Key Insights Distilled From

by Rongjie Li,S... at arxiv.org 04-02-2024

https://arxiv.org/pdf/2404.00906.pdf
From Pixels to Graphs

Deeper Inquiries

How can the proposed framework be extended to handle more complex scene graph structures, such as hierarchical or nested relationships

To extend the proposed framework to handle more complex scene graph structures like hierarchical or nested relationships, several modifications can be implemented. One approach is to introduce a multi-level scene graph generation process where the initial scene graph is generated at a high level, capturing the primary relationships between entities. Subsequently, this high-level scene graph can serve as input for a secondary refinement step that focuses on capturing more detailed hierarchical or nested relationships. This refinement step can involve additional modules or models that specialize in identifying and representing these complex structures. By incorporating a hierarchical modeling approach, the framework can effectively handle more intricate scene graph structures.

What are the potential limitations of the current approach in terms of scalability or computational efficiency, and how could they be addressed

One potential limitation of the current approach may lie in its scalability and computational efficiency, especially when dealing with large-scale datasets or complex scene graph structures. To address this, optimization techniques such as model parallelism or distributed training can be employed to enhance scalability and reduce training time. Additionally, techniques like knowledge distillation or model compression can be utilized to reduce the computational burden while maintaining performance. Another strategy could involve designing more efficient modules or models within the framework to streamline the computation process. By optimizing the architecture and training procedures, the framework can overcome scalability and efficiency limitations.

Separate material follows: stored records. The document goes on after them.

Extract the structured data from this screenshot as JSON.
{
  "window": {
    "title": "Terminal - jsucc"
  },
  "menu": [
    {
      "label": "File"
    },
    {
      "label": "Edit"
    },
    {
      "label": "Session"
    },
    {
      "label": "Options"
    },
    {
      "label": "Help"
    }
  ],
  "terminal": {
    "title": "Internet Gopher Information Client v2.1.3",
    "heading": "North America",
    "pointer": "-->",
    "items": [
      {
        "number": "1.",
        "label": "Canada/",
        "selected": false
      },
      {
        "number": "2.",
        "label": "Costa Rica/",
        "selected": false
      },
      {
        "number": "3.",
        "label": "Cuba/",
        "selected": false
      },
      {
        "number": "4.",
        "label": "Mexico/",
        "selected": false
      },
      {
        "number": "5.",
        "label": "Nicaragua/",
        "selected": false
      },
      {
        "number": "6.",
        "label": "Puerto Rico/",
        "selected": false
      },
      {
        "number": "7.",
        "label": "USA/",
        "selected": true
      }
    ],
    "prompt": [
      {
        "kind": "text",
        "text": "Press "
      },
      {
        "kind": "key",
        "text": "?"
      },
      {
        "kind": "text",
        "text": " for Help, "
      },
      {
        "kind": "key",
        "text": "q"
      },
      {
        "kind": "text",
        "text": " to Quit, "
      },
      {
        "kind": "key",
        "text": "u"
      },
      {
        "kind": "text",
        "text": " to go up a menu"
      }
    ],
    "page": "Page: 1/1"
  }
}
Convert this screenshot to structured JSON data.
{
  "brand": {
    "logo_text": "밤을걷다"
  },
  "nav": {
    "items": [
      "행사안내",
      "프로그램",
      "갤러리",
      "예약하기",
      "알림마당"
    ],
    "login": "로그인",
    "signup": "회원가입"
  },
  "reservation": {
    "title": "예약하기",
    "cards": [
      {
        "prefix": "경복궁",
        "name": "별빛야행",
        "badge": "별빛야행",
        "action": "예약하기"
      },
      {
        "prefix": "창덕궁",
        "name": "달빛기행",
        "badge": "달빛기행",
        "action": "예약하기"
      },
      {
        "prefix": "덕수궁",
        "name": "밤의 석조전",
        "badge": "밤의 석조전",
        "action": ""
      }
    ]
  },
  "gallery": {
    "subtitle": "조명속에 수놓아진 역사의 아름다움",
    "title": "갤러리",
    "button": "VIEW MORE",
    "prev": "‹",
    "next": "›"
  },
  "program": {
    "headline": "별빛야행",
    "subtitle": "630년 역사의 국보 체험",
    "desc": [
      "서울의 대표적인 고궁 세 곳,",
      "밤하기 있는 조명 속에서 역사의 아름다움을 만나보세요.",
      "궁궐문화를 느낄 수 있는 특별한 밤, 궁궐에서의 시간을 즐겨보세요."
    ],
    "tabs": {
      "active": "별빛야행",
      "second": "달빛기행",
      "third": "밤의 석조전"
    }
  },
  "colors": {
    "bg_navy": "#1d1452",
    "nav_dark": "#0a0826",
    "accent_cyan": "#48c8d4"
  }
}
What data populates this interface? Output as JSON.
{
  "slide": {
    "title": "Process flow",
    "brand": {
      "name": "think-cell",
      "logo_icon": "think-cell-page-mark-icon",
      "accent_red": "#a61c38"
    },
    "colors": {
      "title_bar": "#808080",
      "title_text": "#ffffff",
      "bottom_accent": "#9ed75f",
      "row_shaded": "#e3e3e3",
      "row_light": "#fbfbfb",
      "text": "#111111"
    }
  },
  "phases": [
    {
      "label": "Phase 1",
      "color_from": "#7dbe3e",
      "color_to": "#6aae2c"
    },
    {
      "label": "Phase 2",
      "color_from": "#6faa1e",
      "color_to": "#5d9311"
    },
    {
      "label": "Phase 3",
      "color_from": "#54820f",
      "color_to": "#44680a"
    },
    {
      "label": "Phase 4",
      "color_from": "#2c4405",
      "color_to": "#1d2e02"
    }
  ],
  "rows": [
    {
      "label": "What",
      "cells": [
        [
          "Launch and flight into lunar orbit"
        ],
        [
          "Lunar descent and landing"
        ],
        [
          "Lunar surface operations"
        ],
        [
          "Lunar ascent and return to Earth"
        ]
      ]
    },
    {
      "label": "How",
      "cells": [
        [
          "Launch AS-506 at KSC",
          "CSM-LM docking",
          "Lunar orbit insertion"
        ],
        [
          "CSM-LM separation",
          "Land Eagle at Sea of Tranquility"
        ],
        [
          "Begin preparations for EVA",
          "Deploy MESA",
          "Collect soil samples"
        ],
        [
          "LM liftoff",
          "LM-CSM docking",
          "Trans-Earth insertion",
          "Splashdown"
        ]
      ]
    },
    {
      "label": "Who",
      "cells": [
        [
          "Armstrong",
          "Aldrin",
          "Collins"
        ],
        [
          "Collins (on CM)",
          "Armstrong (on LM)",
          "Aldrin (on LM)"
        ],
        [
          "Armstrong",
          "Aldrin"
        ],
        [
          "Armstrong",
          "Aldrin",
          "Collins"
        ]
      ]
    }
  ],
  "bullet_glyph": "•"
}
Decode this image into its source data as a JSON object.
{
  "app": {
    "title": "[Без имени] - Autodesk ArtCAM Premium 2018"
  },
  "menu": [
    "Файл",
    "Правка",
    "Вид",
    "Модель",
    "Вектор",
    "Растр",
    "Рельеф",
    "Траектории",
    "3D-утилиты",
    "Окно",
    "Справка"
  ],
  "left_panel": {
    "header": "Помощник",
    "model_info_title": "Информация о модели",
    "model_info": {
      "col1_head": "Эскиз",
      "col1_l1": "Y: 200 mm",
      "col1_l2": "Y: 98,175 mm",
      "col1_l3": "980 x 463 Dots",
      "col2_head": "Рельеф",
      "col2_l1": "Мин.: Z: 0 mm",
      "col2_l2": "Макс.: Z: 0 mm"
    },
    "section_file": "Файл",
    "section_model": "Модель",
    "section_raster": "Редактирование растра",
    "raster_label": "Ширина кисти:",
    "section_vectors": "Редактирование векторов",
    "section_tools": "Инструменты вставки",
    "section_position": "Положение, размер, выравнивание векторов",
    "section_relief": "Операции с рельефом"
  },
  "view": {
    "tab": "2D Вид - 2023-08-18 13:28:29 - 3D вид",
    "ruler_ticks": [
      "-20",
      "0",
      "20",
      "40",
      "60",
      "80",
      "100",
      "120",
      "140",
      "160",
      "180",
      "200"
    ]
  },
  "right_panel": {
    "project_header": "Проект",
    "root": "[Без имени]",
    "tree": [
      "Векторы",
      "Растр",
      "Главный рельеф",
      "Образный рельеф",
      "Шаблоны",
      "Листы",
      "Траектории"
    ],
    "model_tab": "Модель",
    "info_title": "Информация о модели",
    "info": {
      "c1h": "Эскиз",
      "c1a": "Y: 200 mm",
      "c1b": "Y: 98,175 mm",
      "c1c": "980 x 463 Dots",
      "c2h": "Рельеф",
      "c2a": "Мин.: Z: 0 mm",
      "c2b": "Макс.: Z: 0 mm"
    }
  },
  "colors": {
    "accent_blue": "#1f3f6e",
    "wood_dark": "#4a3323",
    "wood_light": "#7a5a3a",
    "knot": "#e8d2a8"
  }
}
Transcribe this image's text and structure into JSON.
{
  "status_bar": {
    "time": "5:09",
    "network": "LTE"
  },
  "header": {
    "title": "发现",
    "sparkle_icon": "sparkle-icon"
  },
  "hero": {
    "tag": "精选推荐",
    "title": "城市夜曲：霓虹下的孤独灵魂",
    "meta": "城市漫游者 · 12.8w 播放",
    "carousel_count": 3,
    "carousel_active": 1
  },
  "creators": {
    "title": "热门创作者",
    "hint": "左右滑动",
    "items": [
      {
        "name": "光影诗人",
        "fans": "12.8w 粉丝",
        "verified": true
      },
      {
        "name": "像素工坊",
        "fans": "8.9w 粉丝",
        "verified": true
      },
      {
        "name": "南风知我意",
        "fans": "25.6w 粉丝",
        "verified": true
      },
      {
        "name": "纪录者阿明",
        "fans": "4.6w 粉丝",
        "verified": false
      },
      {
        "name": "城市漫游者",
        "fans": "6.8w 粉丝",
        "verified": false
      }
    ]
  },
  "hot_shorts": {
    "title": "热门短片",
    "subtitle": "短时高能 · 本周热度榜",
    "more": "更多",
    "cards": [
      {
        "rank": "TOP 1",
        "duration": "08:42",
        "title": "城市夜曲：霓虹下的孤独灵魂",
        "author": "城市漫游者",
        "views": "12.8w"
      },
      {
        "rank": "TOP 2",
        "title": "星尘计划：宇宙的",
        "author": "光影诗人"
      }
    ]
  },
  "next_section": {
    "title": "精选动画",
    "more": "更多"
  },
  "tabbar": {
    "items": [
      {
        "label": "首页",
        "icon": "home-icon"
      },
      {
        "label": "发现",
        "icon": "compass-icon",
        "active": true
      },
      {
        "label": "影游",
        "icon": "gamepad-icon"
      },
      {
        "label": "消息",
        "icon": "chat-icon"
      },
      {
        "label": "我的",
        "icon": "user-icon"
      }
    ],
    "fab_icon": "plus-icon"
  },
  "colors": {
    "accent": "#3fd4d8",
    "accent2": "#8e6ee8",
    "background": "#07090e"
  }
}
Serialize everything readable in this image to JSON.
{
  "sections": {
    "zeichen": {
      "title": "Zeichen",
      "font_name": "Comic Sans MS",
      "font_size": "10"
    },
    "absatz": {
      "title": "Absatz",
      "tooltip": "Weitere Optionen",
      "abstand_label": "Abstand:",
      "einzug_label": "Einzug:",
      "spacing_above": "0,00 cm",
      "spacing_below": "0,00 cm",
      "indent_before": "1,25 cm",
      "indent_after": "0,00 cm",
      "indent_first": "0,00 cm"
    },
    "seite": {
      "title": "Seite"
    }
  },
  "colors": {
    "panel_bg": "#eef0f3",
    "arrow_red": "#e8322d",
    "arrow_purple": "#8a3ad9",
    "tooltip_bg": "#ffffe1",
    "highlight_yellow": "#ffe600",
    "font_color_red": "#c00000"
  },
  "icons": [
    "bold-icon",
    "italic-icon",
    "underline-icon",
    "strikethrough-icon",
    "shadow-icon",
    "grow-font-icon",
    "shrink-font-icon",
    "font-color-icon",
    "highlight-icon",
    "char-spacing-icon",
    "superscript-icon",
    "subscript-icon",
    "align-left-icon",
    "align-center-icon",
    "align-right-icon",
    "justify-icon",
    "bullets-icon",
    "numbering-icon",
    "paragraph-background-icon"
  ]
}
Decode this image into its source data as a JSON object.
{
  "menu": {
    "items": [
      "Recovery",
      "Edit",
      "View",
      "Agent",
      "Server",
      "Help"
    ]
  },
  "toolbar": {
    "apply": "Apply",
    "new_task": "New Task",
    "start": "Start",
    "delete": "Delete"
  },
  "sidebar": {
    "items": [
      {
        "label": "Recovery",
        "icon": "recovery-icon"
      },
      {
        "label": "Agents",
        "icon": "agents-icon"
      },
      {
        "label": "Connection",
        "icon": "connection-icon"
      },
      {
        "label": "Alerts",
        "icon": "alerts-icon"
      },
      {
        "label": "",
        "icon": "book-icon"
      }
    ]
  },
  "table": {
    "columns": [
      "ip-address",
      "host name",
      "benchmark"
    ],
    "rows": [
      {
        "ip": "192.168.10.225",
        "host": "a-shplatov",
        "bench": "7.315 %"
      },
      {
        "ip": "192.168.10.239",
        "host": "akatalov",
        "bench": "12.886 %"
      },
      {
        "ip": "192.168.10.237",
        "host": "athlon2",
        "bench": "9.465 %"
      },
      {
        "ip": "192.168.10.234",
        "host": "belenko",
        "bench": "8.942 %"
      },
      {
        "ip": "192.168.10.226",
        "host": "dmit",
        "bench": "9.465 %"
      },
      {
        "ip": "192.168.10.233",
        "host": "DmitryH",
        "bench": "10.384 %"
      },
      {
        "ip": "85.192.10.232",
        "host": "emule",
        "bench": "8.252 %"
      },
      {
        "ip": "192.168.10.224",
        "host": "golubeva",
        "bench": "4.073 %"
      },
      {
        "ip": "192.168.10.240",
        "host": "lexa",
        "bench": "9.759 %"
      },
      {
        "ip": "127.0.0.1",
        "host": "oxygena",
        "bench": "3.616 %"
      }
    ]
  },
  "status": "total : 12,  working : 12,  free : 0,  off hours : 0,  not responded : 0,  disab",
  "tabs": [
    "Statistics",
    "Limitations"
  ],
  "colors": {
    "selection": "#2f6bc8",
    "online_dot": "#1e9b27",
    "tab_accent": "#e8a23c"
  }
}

Given the success of the framework in enhancing various vision-language tasks, how could the learned relational knowledge be further leveraged to improve other AI systems beyond the scope of this work

The learned relational knowledge from the framework can be further leveraged to enhance various AI systems beyond vision-language tasks. One potential application is in knowledge graph construction, where the relational knowledge can be utilized to improve the accuracy and completeness of knowledge graphs. The learned relationships can also be applied in recommendation systems to enhance personalized recommendations based on intricate user-item relationships. Moreover, in natural language processing tasks, the relational knowledge can aid in improving coreference resolution, entity linking, and semantic parsing. By integrating the learned relational knowledge into these AI systems, overall performance and accuracy can be significantly enhanced.